Races on this tar and gravel track began attracting huge crowds. However after fatal accidents on the Speedway, it was deemed too dangerous and was paved with brick. That’s why the track was nicknamed “The Brickyard.” Finally, on May 30th, 1911, the first Indianapolis 500 was run with 80 thousand spectators in attendance. It has been held almost every year since, on Memorial Day weekend.

Ray Harroun

The winner of the first Indy 500 was American Ray Harroun, and he was awarded a purse of 25 thousand dollars. He and his Marmon Wasp finished with a time of roughly 6 hours and 42 minutes, and ran an average speed of 74.6 miles per hour. His Wasp was fitted with the first rear-view mirror in any motor vehicle.

Kiss the Bricks

By October 1961, the entire track had been paved over with asphalt. As a tribute to the Brickyard nickname, three-foot wide strips of the original brick were left at both the start and finish lines. A tradition was then started by NASCAR champ Dale Jarrett: visitors and drivers now “kiss the bricks” to pay homage to the history of the Speedway.

The Borg-Warner Trophy

In fact, this is one sporting event that’s big on tradition. Since 1936, successful drivers are awarded with the coveted Borg-Warner Trophy in the winner’s circle. Another custom that has been carried on since 1956 is for the winners of the Indy 500 to drink milk in Victory Lane.

Famous Names in the Sport

A number of popular names have participated in these Indy customs throughout the years. These include: Mario Andretti, A.J. Foyt, Al Unser, Juan Pablo Montoya and Helio Castrovenes. However, women haven’t been left out of the fun at Indy: the first woman to compete was Janet Guthrie in 1977, and over the years others have followed suit with Danica Patrick becoming one of the most recognized faces in the sport.

The Track

Something that has remained relatively unchanged is the track. The Indianapolis Motor Speedway is 2.5 miles long, and features two straightaways each measuring five eighths of a mile long, as well as two shorter straightaways at an eighth of a mile each.
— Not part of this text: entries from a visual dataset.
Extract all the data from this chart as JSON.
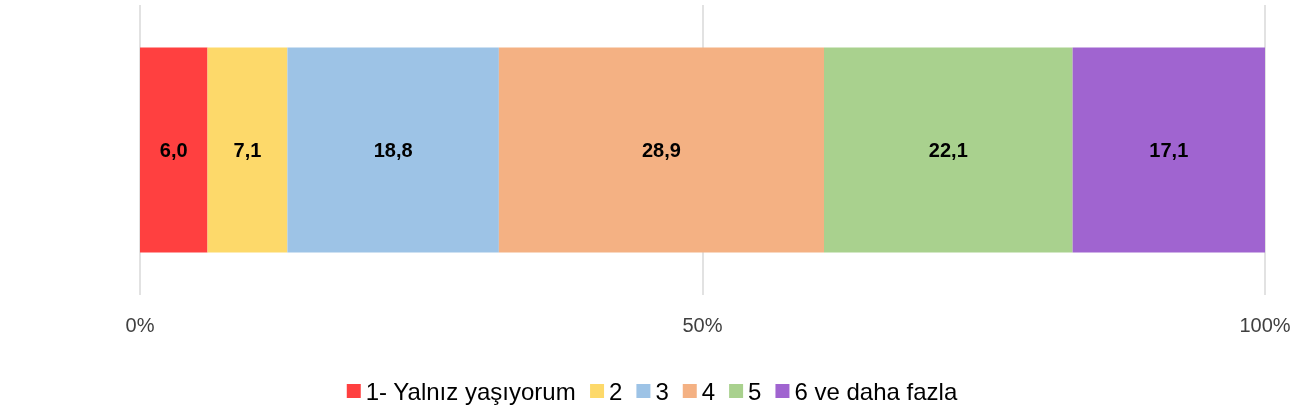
{
  "chart_data": {
    "type": "bar",
    "orientation": "horizontal",
    "stacked": true,
    "categories": [
      null
    ],
    "series": [
      {
        "name": "1- Yalnız yaşıyorum",
        "color": "#ff4040",
        "values": [
          6.0
        ],
        "value_labels": [
          "6,0"
        ]
      },
      {
        "name": "2",
        "color": "#fdd96a",
        "values": [
          7.1
        ],
        "value_labels": [
          "7,1"
        ]
      },
      {
        "name": "3",
        "color": "#9dc3e6",
        "values": [
          18.8
        ],
        "value_labels": [
          "18,8"
        ]
      },
      {
        "name": "4",
        "color": "#f4b183",
        "values": [
          28.9
        ],
        "value_labels": [
          "28,9"
        ]
      },
      {
        "name": "5",
        "color": "#a9d18e",
        "values": [
          22.1
        ],
        "value_labels": [
          "22,1"
        ]
      },
      {
        "name": "6 ve daha fazla",
        "color": "#a064d0",
        "values": [
          17.1
        ],
        "value_labels": [
          "17,1"
        ]
      }
    ],
    "xlim": [
      0,
      100
    ],
    "xticks": [
      {
        "value": 0,
        "label": "0%"
      },
      {
        "value": 50,
        "label": "50%"
      },
      {
        "value": 100,
        "label": "100%"
      }
    ],
    "grid": "x",
    "legend": "bottom"
  }
}
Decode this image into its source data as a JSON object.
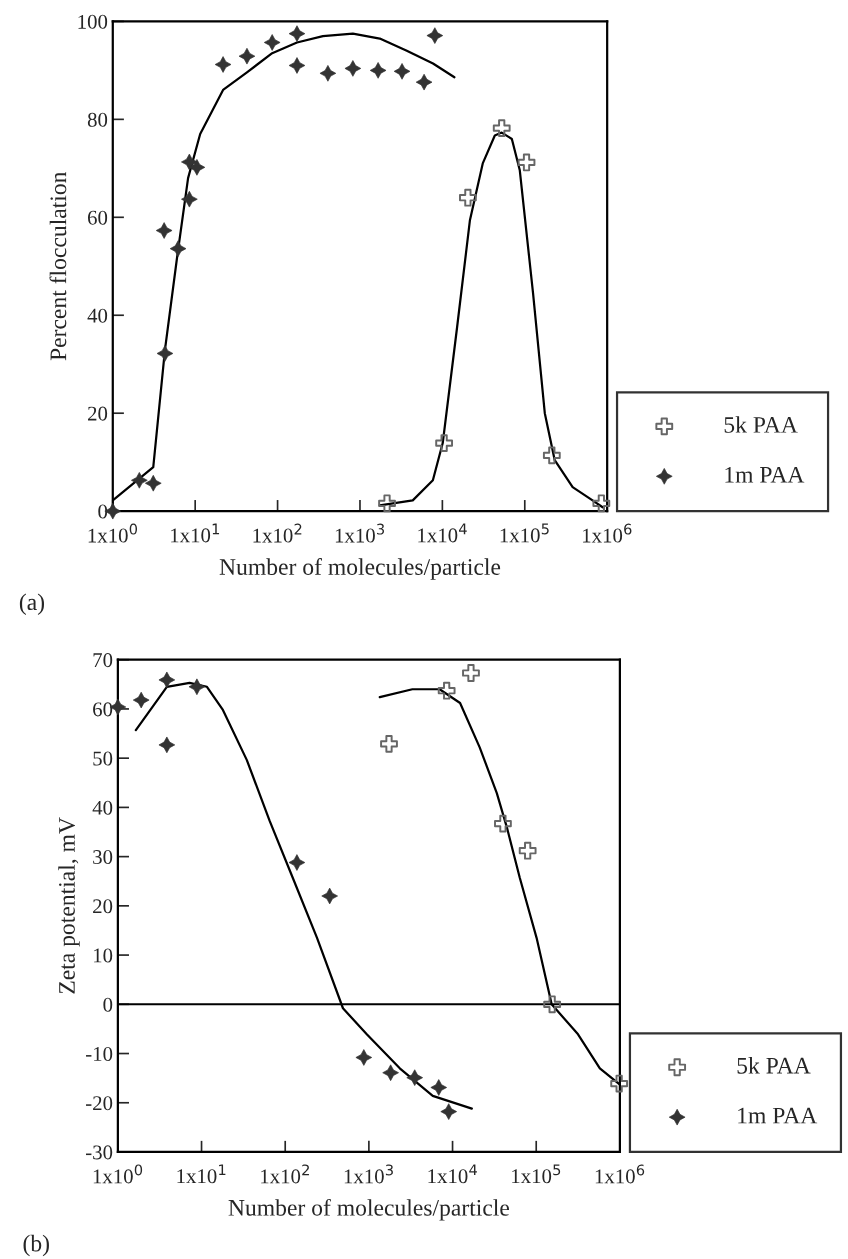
{
  "chart_data": [
    {
      "type": "scatter",
      "xlabel": "Number of molecules/particle",
      "ylabel": "Percent flocculation",
      "annotations": [
        "(a)"
      ],
      "log": "x",
      "xlim": [
        1,
        1000000
      ],
      "ylim": [
        0,
        100
      ],
      "xticks": [
        {
          "value": 1,
          "label": "1x10$^{0}$"
        },
        {
          "value": 10,
          "label": "1x10$^{1}$"
        },
        {
          "value": 100,
          "label": "1x10$^{2}$"
        },
        {
          "value": 1000,
          "label": "1x10$^{3}$"
        },
        {
          "value": 10000,
          "label": "1x10$^{4}$"
        },
        {
          "value": 100000,
          "label": "1x10$^{5}$"
        },
        {
          "value": 1000000,
          "label": "1x10$^{6}$"
        }
      ],
      "yticks": [
        0,
        20,
        40,
        60,
        80,
        100
      ],
      "grid": false,
      "legend": "right",
      "series": [
        {
          "name": "5k PAA",
          "marker": "cross",
          "color": "#666666",
          "x": [
            2130,
            10500,
            20400,
            52500,
            105000,
            213000,
            850000
          ],
          "values": [
            1.6,
            13.9,
            64,
            78.2,
            71.2,
            11.4,
            1.6
          ]
        },
        {
          "name": "1m PAA",
          "marker": "star",
          "color": "#333333",
          "x": [
            1,
            2.1,
            3.1,
            4.3,
            4.2,
            6.2,
            8.5,
            8.5,
            10.5,
            21.8,
            42.5,
            86,
            172,
            172,
            408,
            820,
            1660,
            3240,
            6000,
            8100
          ],
          "values": [
            0,
            6.3,
            5.7,
            32.2,
            57.3,
            53.6,
            63.7,
            71.3,
            70.2,
            91.2,
            92.9,
            95.7,
            97.5,
            91,
            89.4,
            90.4,
            90,
            89.8,
            87.6,
            97.1
          ]
        },
        {
          "type": "line",
          "color": "#000000",
          "x": [
            1,
            3.1,
            4.3,
            6.05,
            8.2,
            11.5,
            21.8,
            42.5,
            86,
            172,
            355,
            820,
            1740,
            3700,
            7700,
            14000
          ],
          "values": [
            2.2,
            9,
            33,
            52,
            68,
            77,
            86,
            89.6,
            93.5,
            95.7,
            97,
            97.5,
            96.5,
            94,
            91.4,
            88.6
          ]
        },
        {
          "type": "line",
          "color": "#000000",
          "x": [
            1740,
            4370,
            7670,
            10100,
            15100,
            21600,
            30900,
            43300,
            52500,
            69700,
            87000,
            126000,
            175000,
            231000,
            381000,
            665000,
            881000
          ],
          "values": [
            1.2,
            2.2,
            6.3,
            13.9,
            37.6,
            59.4,
            71,
            76.7,
            77.3,
            76,
            69.6,
            44.5,
            20,
            10.4,
            4.9,
            2.2,
            0.8
          ]
        }
      ]
    },
    {
      "type": "scatter",
      "xlabel": "Number of molecules/particle",
      "ylabel": "Zeta potential, mV",
      "annotations": [
        "(b)"
      ],
      "log": "x",
      "xlim": [
        1,
        1000000
      ],
      "ylim": [
        -30,
        70
      ],
      "xticks": [
        {
          "value": 1,
          "label": "1x10$^{0}$"
        },
        {
          "value": 10,
          "label": "1x10$^{1}$"
        },
        {
          "value": 100,
          "label": "1x10$^{2}$"
        },
        {
          "value": 1000,
          "label": "1x10$^{3}$"
        },
        {
          "value": 10000,
          "label": "1x10$^{4}$"
        },
        {
          "value": 100000,
          "label": "1x10$^{5}$"
        },
        {
          "value": 1000000,
          "label": "1x10$^{6}$"
        }
      ],
      "yticks": [
        -30,
        -20,
        -10,
        0,
        10,
        20,
        30,
        40,
        50,
        60,
        70
      ],
      "grid": false,
      "legend": "right",
      "ref_lines": [
        {
          "axis": "y",
          "value": 0,
          "color": "#000000"
        }
      ],
      "series": [
        {
          "name": "5k PAA",
          "marker": "cross",
          "color": "#666666",
          "x": [
            1740,
            8500,
            16600,
            40000,
            79000,
            155000,
            980000
          ],
          "values": [
            52.9,
            63.7,
            67.3,
            36.7,
            31.2,
            0,
            -16.1
          ]
        },
        {
          "name": "1m PAA",
          "marker": "star",
          "color": "#333333",
          "x": [
            1,
            1.9,
            3.85,
            3.85,
            8.8,
            138,
            340,
            870,
            1820,
            3530,
            6840,
            9000
          ],
          "values": [
            60.4,
            61.8,
            65.9,
            52.7,
            64.5,
            28.8,
            22,
            -10.8,
            -13.9,
            -14.9,
            -16.9,
            -21.8
          ]
        },
        {
          "type": "line",
          "color": "#000000",
          "x": [
            1.64,
            3.85,
            7.2,
            11.6,
            18,
            34.8,
            65,
            123,
            240,
            490,
            944,
            2340,
            5800,
            17000
          ],
          "values": [
            55.7,
            64.5,
            65.3,
            64.5,
            59.8,
            49.6,
            37.3,
            25.7,
            13.5,
            -0.8,
            -6.1,
            -13,
            -18.6,
            -21.2
          ]
        },
        {
          "type": "line",
          "color": "#000000",
          "x": [
            1350,
            3310,
            7000,
            12300,
            21100,
            33800,
            44500,
            63600,
            101000,
            153000,
            316000,
            576000,
            1000000
          ],
          "values": [
            62.4,
            64,
            64,
            61.2,
            52.2,
            42.9,
            36,
            25.7,
            13.5,
            0,
            -6.1,
            -13,
            -16.3
          ]
        }
      ]
    }
  ]
}
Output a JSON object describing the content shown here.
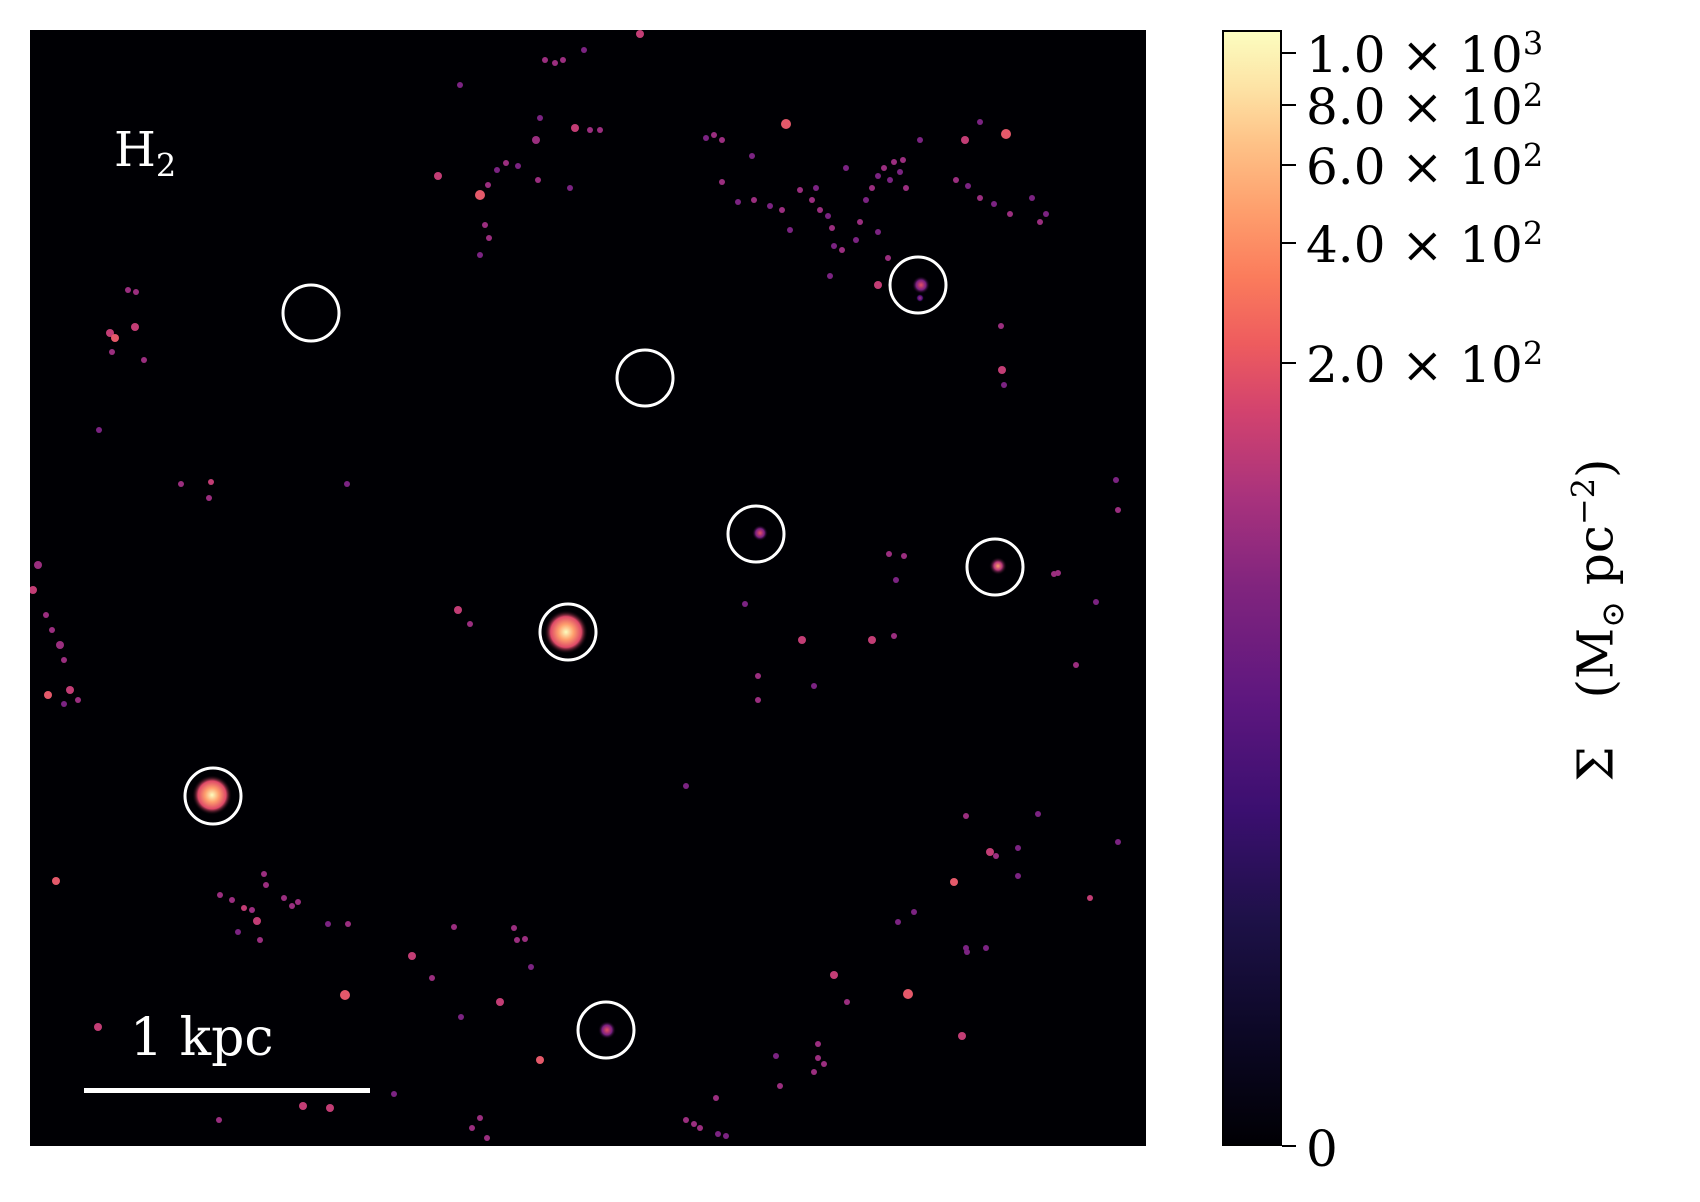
{
  "map": {
    "species_label": "H",
    "species_subscript": "2",
    "scale_bar_label": "1 kpc",
    "background_color": "#000004"
  },
  "colorbar": {
    "colormap": "magma",
    "scale": "symlog",
    "ticks": [
      {
        "mantissa": "1.0",
        "exponent": "3",
        "value": 1000
      },
      {
        "mantissa": "8.0",
        "exponent": "2",
        "value": 800
      },
      {
        "mantissa": "6.0",
        "exponent": "2",
        "value": 600
      },
      {
        "mantissa": "4.0",
        "exponent": "2",
        "value": 400
      },
      {
        "mantissa": "2.0",
        "exponent": "2",
        "value": 200
      },
      {
        "plain": "0",
        "value": 0
      }
    ],
    "title_symbol": "Σ",
    "title_units": "M",
    "title_units_sub": "⊙",
    "title_units_mid": " pc",
    "title_units_sup": "−2"
  }
}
There are also four quarter-mile turns that are all banked at nine degrees. Drivers must run the track 200 times to finish the race, and when it was conceived it was planned to last the better part of seven hours. However, today the race is finished well under the three hour mark. With only a few exceptions, there has been a 33-car limit on the race.

The Cars

Since the Indy 500 first started, the cars used have undergone substantial changes. Engine size, authorized speeds and safety features have all been altered. Today’s average speed exceeds 160 miles per hour, while individual lap speeds can top 220 miles per hour. The prize money has grown substantially as well: Winners in the Centennial Era took home well over one million dollars, while Ray Harroun net just over fourteen thousand dollars in the race’s inaugural year.


Today, with a capacity of roughly four hundred thousand spectators, the Indy 500 is one of the world’s best-attended one-day sporting events. As part of the Triple Crown of Motorsport, it is also one of the fastest and most popular races for the most expensive cars in the auto world.